A medical imaging unit (102);

An edge computing unit (108) connected to the medical imaging unit (102) and providing computing power and an interface for the medical imaging unit (102).

2. The medical imaging system (100) of claim 1, comprising a sensor (110), the sensor (110) being coupled to the edge calculation unit (108).

3. The medical imaging system (100) of claim 2, wherein the sensor (110) includes one or more of a camera (112) and a 3D module (114).

4. The medical imaging system (100) of claim 1, comprising a switch unit (118), wherein the edge calculation unit (108) is connected to the medical imaging unit (102) via the switch unit (118).

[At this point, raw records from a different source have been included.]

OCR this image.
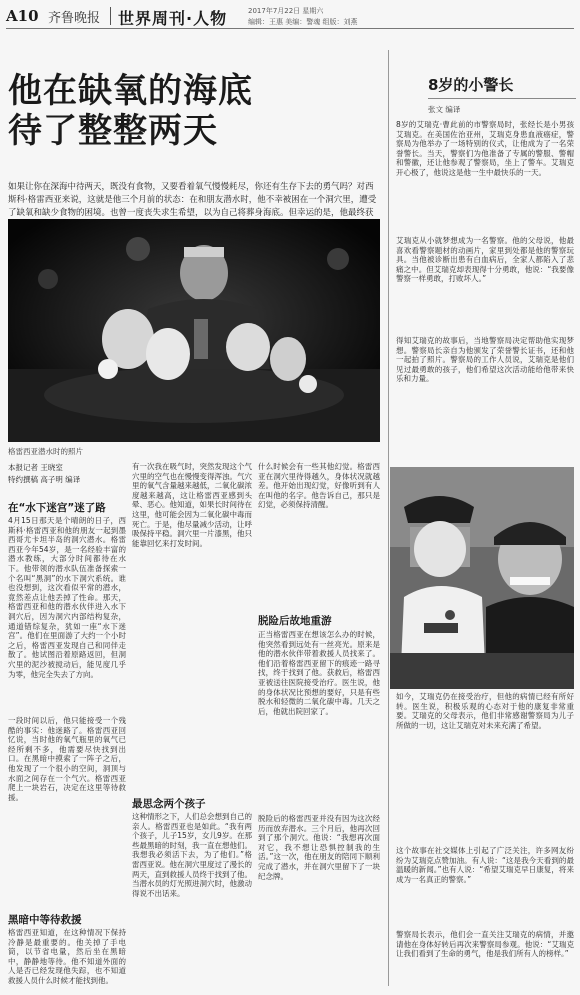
A10 齐鲁晚报 世界周刊·人物	2017年7月22日 星期六
编辑：王惠 美编：警魂 组版：刘燕
他在缺氧的海底
待了整整两天
如果让你在深海中待两天，既没有食物，又要看着氧气慢慢耗尽，你还有生存下去的勇气吗？对西斯科·格雷西亚来说，这就是他三个月前的状态：在和朋友潜水时，他不幸被困在一个洞穴里，遭受了缺氧和缺少食物的困境。也曾一度丧失求生希望，以为自己将葬身海底。但幸运的是，他最终获
格雷西亚潜水时的照片
本报记者 王晓室
特约撰稿 高子明 编译
在“水下迷宫”迷了路
4月15日那天是个晴朗的日子，西斯科·格雷西亚和他的朋友一起到墨西哥尤卡坦半岛的洞穴潜水。格雷西亚今年54岁，是一名经验丰富的潜水教练，大部分时间都待在水下。他带领的潜水队伍准备探索一个名叫“黑洞”的水下洞穴系统。谁也没想到，这次看似平常的潜水，竟然差点让他丢掉了性命。那天，格雷西亚和他的潜水伙伴进入水下洞穴后，因为洞穴内部结构复杂，通道错综复杂，犹如一座“水下迷宫”。他们在里面游了大约一个小时之后，格雷西亚发现自己和同伴走散了。他试图沿着原路返回，但洞穴里的泥沙被搅动后，能见度几乎为零，他完全失去了方向。
一段时间以后，他只能接受一个残酷的事实：他迷路了。格雷西亚回忆说，当时他的氧气瓶里的氧气已经所剩不多，他需要尽快找到出口。在黑暗中摸索了一阵子之后，他发现了一个很小的空间，洞顶与水面之间存在一个气穴。格雷西亚爬上一块岩石，决定在这里等待救援。
黑暗中等待救援
格雷西亚知道，在这种情况下保持冷静是最重要的。他关掉了手电筒，以节省电量，然后坐在黑暗中，静静地等待。他不知道外面的人是否已经发现他失踪，也不知道救援人员什么时候才能找到他。
有一次我在吸气时，突然发现这个气穴里的空气也在慢慢变得浑浊。气穴里的氧气含量越来越低，二氧化碳浓度越来越高，这让格雷西亚感到头晕、恶心。他知道，如果长时间待在这里，他可能会因为二氧化碳中毒而死亡。于是，他尽量减少活动，让呼吸保持平稳。洞穴里一片漆黑，他只能靠回忆来打发时间。
最思念两个孩子
这种情形之下，人们总会想到自己的亲人。格雷西亚也是如此。“我有两个孩子，儿子15岁，女儿9岁。在那些最黑暗的时刻，我一直在想他们。我想我必须活下去，为了他们。”格雷西亚说。他在洞穴里度过了漫长的两天，直到救援人员终于找到了他。当潜水员的灯光照进洞穴时，他激动得说不出话来。
什么时候会有一些其他幻觉。格雷西亚在洞穴里待得越久，身体状况就越差。他开始出现幻觉，好像听到有人在叫他的名字。他告诉自己，那只是幻觉，必须保持清醒。
脱险后故地重游
正当格雷西亚在想该怎么办的时候，他突然看到远处有一丝亮光。原来是他的潜水伙伴带着救援人员找来了。他们沿着格雷西亚留下的痕迹一路寻找，终于找到了他。获救后，格雷西亚被送往医院接受治疗。医生说，他的身体状况比预想的要好，只是有些脱水和轻微的二氧化碳中毒。几天之后，他就出院回家了。
脱险后的格雷西亚并没有因为这次经历而放弃潜水。三个月后，他再次回到了那个洞穴。他说：“我想再次面对它，我不想让恐惧控制我的生活。”这一次，他在朋友的陪同下顺利完成了潜水，并在洞穴里留下了一块纪念牌。
8岁的小警长
张文 编译
8岁的艾瑞克·曹此前的市警察局时，张经长是小男孩艾瑞克。在美国佐治亚州，艾瑞克身患血液癌症，警察局为他举办了一场特别的仪式，让他成为了一名荣誉警长。当天，警察们为他准备了专属的警服、警帽和警徽，还让他参观了警察局，坐上了警车。艾瑞克开心极了，他说这是他一生中最快乐的一天。
艾瑞克从小就梦想成为一名警察。他的父母说，他最喜欢看警察题材的动画片，家里到处都是他的警察玩具。当他被诊断出患有白血病后，全家人都陷入了悲痛之中。但艾瑞克却表现得十分勇敢，他说：“我要像警察一样勇敢，打败坏人。”
得知艾瑞克的故事后，当地警察局决定帮助他实现梦想。警察局长亲自为他颁发了荣誉警长证书，还和他一起拍了照片。警察局的工作人员说，艾瑞克是他们见过最勇敢的孩子，他们希望这次活动能给他带来快乐和力量。
如今，艾瑞克仍在接受治疗，但他的病情已经有所好转。医生说，积极乐观的心态对于他的康复非常重要。艾瑞克的父母表示，他们非常感谢警察局为儿子所做的一切，这让艾瑞克对未来充满了希望。
这个故事在社交媒体上引起了广泛关注，许多网友纷纷为艾瑞克点赞加油。有人说：“这是我今天看到的最温暖的新闻。”也有人说：“希望艾瑞克早日康复，将来成为一名真正的警察。”
警察局长表示，他们会一直关注艾瑞克的病情，并邀请他在身体好转后再次来警察局参观。他说：“艾瑞克让我们看到了生命的勇气，他是我们所有人的榜样。”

5. The medical imaging system (100) of claim 4, comprising an additional edge computing unit (120), the additional edge computing unit (120) being connected to the switch unit (118).

6. The medical imaging system (100) of claim 1, wherein the edge computing unit (108) includes a separate or integrated carrier plate (122) and a swap plate (124).

7. The medical imaging system (100) of claim 1, wherein the edge computing unit (108) is disposed in a rack of the medical imaging unit (102).